AAITS Teaches Undersea Acoustic Analysis to Navy Sonar Technicians
U. S. Navy
Sonar technicians and their instructors.
Traditional classroom instruction and computer-based training (CBT) are effective methods of presenting and testing undersea acoustic data analysis facts and concepts. However, carrying out acoustic analysis at expert levels of proficiency requires extensive practice analyzing many acoustic datasets, or LOFARGRAMs, under the guidance of experienced analysts. To train sonar technicians more rapidly and cost-effectively, the Navy needed advanced software which complements traditional training methods by providing a practice-based learning environment and automated instruction.

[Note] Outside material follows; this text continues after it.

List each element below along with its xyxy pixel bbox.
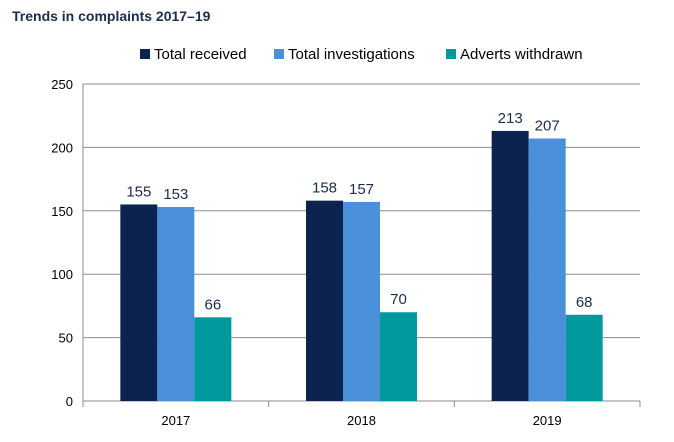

Stottler Henke developed for the U. S. Navy an Acoustic Analysis Intelligent Tutoring System (AAITS) which enables students to practice the detection and classification of sources of underwater acoustic signals. The system is composed of a Scenario Authoring Tool and a Tutoring System. Acoustic analysis subject matter experts create scenarios using the Scenario Authoring Tool by annotating LOFARGRAMs with significant features and links among related features and assigning a final classification. Students use the Tutoring System to request LOFARGRAMs, annotate them with features and links, propose final classifications, and request comparison of his or her annotations and classification with those of the expert. By comparing the details of each student’s analysis with those of the expert, the Tutoring System can identify the acoustic analysis principles understood and correctly applied by each student in order to provide specific and individualized feedback. By storing LOFARGRAMs annotated by experts, the Acoustic Analysis Intelligent Tutoring System also serves as a knowledge repository to disseminate the most current acoustic analysis expertise to sonar technicians on land or at sea.
AAITS has been deployed at ten sites within the Navy. The U.S. Navy designated AAITS as a Small Businesss Innovation Research Success Story.
The instructional method of automatically evaluating annotations of sonar data to assess students’ data analysis and interpretation skills can be applied to image, time-series, and other signal data. Related applications include medical image interpretation, visual defect inspection, and analysis of scientific, engineering, and business data.